Le Tribunal administratif de Melun, statuant par ordonnance, donne acte du désistement du requérant suite à l'absence de confirmation du maintien de ses conclusions après mise en demeure. Le litige portait sur le refus implicite de l'Office français de l'immigration et de l'intégration d'orienter le demandeur vers un hébergement en Seine-et-Marne. La juridiction a appliqué les articles R. 222-1 et R. 612-5-1 du code de justice administrative, constatant le désistement implicite de l'ensemble des conclusions, y compris celles relatives aux frais.
Texte intégral
Vu la procédure suivante :
Par une requête enregistrée le 01 avril 2022, M. B... A..., représenté par Me Morel, demande au tribunal :
1°) de l’admettre provisoirement à l’aide juridictionnelle ;
2°) d’annuler de la décision implicite de rejet de l’Office français de l’immigration et de l’intégration refusant de l’orienter vers un organisme d’hébergement situé en Seine-et-Marne ;
3°) d’enjoindre l’Office français de l’immigration et de l’intégration de procéder à son orientation vers un hébergement situé en Seine-et-Marne, dans le délai de vingt-quatre heures à compter de la notification de la présente ordonnance, sous astreinte de 100 euros par jours de retard ;
4°) de mettre à la charge de l’Etat la somme de 1 500 euros au titre de l’article L. 761-1 du code de la justice administrative ainsi qu’au titre de l’article 37 de la loi du 10 juillet 1991.
Par un mémoire en défense, enregistré le 24 avril 2025, le Directeur général de l’Office français de l’immigration et de l’intégration a conclu au rejet des conclusions du requérant.
Vu les autres pièces du dossier.
Vu le code de justice administrative.
Considérant ce qui suit :
1. Aux termes de l’article R. 222-1 du code de justice administrative : « (...) les présidents de formation de jugement des tribunaux (...) peuvent, par ordonnance : 1/ Donner acte des désistements ».
2. Aux termes de l’article R. 612-5-1 du code précité : « Lorsque l’état du dossier permet de s’interroger sur l’intérêt que la requête conserve pour son auteur, le président de la formation de jugement (…), peut inviter le requérant à confirmer expressément le maintien de ses conclusions. La demande qui lui est adressée mentionne que, à défaut de réception de cette confirmation à l’expiration du délai fixé, qui ne peut être inférieur à un mois, il sera réputé s’être désisté de l’ensemble de ses conclusions ».

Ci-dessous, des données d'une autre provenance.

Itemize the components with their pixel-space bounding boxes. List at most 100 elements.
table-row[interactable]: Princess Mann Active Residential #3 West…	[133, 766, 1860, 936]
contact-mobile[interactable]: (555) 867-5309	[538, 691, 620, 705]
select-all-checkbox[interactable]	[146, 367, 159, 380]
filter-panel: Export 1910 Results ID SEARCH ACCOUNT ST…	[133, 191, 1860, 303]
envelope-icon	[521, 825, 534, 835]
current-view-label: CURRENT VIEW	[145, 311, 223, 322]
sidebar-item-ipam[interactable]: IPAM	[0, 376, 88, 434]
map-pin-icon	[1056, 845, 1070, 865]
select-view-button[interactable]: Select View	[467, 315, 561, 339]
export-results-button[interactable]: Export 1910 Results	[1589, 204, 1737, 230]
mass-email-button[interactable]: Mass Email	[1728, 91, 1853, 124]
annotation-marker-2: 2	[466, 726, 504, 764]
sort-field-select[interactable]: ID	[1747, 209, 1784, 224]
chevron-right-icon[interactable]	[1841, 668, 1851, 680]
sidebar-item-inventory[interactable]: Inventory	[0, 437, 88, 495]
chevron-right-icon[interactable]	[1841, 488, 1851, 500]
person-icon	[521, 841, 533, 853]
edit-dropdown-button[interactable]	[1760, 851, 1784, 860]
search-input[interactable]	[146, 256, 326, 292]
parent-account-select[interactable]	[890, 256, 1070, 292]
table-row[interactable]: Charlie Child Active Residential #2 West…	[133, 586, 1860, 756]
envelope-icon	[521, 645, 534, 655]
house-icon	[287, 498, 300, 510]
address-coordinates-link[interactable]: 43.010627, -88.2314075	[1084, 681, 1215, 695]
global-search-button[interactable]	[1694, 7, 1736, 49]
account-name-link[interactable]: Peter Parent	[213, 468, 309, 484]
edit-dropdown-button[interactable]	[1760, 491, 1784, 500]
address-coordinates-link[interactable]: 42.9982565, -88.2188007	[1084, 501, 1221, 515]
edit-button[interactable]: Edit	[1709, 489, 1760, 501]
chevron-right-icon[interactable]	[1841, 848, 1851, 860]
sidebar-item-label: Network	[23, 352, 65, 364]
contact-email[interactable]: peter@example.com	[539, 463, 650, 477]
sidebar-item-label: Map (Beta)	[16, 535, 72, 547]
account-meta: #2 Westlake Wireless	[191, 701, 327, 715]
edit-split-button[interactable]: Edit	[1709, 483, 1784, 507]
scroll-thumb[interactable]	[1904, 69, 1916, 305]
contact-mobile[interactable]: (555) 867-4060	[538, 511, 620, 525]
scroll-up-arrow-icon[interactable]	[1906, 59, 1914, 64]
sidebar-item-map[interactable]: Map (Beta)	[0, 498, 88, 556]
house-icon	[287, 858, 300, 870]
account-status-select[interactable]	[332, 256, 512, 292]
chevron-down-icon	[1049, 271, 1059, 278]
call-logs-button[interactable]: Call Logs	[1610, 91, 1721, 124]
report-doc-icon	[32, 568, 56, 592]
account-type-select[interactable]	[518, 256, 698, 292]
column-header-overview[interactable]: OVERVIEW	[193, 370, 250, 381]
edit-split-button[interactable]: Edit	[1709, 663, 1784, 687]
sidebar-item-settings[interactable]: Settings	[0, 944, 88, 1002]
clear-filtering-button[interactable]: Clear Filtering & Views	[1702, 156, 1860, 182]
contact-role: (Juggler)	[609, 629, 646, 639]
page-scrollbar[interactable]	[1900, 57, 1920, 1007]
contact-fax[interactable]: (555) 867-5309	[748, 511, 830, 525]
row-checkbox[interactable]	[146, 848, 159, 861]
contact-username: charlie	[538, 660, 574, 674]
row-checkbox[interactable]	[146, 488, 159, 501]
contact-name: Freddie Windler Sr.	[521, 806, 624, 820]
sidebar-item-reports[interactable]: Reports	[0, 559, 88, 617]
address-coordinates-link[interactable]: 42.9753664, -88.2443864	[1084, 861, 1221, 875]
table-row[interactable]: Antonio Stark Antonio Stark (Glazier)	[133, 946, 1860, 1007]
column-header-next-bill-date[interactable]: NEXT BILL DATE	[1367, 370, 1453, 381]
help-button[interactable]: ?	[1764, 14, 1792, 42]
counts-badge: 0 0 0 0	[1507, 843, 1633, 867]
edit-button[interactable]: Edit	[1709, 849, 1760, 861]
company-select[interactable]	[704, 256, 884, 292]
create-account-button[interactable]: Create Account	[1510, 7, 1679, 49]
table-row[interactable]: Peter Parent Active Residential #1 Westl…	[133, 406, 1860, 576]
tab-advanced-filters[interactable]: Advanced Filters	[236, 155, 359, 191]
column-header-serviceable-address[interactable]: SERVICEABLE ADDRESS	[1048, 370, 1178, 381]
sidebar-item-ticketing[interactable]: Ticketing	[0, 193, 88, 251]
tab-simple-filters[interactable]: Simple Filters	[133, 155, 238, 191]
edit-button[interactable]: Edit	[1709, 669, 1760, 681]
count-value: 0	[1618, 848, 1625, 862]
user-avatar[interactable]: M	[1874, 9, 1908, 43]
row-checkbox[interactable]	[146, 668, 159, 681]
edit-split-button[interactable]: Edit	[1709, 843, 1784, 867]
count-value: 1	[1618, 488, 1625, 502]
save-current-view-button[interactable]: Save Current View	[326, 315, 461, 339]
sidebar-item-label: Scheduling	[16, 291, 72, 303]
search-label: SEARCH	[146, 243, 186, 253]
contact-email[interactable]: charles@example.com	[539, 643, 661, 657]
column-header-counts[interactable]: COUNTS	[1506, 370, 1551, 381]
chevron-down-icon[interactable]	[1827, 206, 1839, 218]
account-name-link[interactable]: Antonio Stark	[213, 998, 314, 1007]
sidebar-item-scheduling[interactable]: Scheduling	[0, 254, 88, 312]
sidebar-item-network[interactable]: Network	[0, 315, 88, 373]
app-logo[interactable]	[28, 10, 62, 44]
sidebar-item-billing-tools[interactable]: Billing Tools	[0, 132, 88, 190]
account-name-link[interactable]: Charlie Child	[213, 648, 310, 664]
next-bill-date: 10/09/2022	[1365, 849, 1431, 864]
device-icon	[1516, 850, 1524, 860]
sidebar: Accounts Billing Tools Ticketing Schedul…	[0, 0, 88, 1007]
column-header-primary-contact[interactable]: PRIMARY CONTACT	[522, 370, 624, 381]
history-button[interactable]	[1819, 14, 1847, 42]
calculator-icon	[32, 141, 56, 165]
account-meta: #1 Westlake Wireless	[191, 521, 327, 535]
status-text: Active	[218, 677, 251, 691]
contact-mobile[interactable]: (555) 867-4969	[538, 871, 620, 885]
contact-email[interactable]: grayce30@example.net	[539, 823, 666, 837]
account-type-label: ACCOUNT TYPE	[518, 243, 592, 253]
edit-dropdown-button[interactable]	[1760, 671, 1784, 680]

3. En dépit de la demande qui a été adressée le 15 janvier 2026, via l’application Télérecours, à Me Morel, avocat de M. A..., en application des dispositions rappelées ci-dessus de l’article R. 612-5-1 du code de justice administrative, celui-ci n’a pas confirmé expressément le maintien de ses conclusions de la requête dans le délai d’un mois qui lui était imparti pour ce faire. Par suite, M. A... est réputé s’être désisté de toutes ses conclusions, y compris celles présentées au titre des frais d’instance.
O R D O N N E :
Article 1er : Il est donné acte du désistement de la requête de M. A....
Article 2 : La présente ordonnance sera notifiée à M. B... A... et à l’Office français de l’immigration et de l’intégration.
Le vice-président,
R. Combes
La République mande et ordonne au ministre de l’intérieur, en ce qui le concerne et à tous commissaires de justice à ce requis en ce qui concerne les voies de droit commun, contre les parties privées, de pourvoir à l’exécution de la présente décision.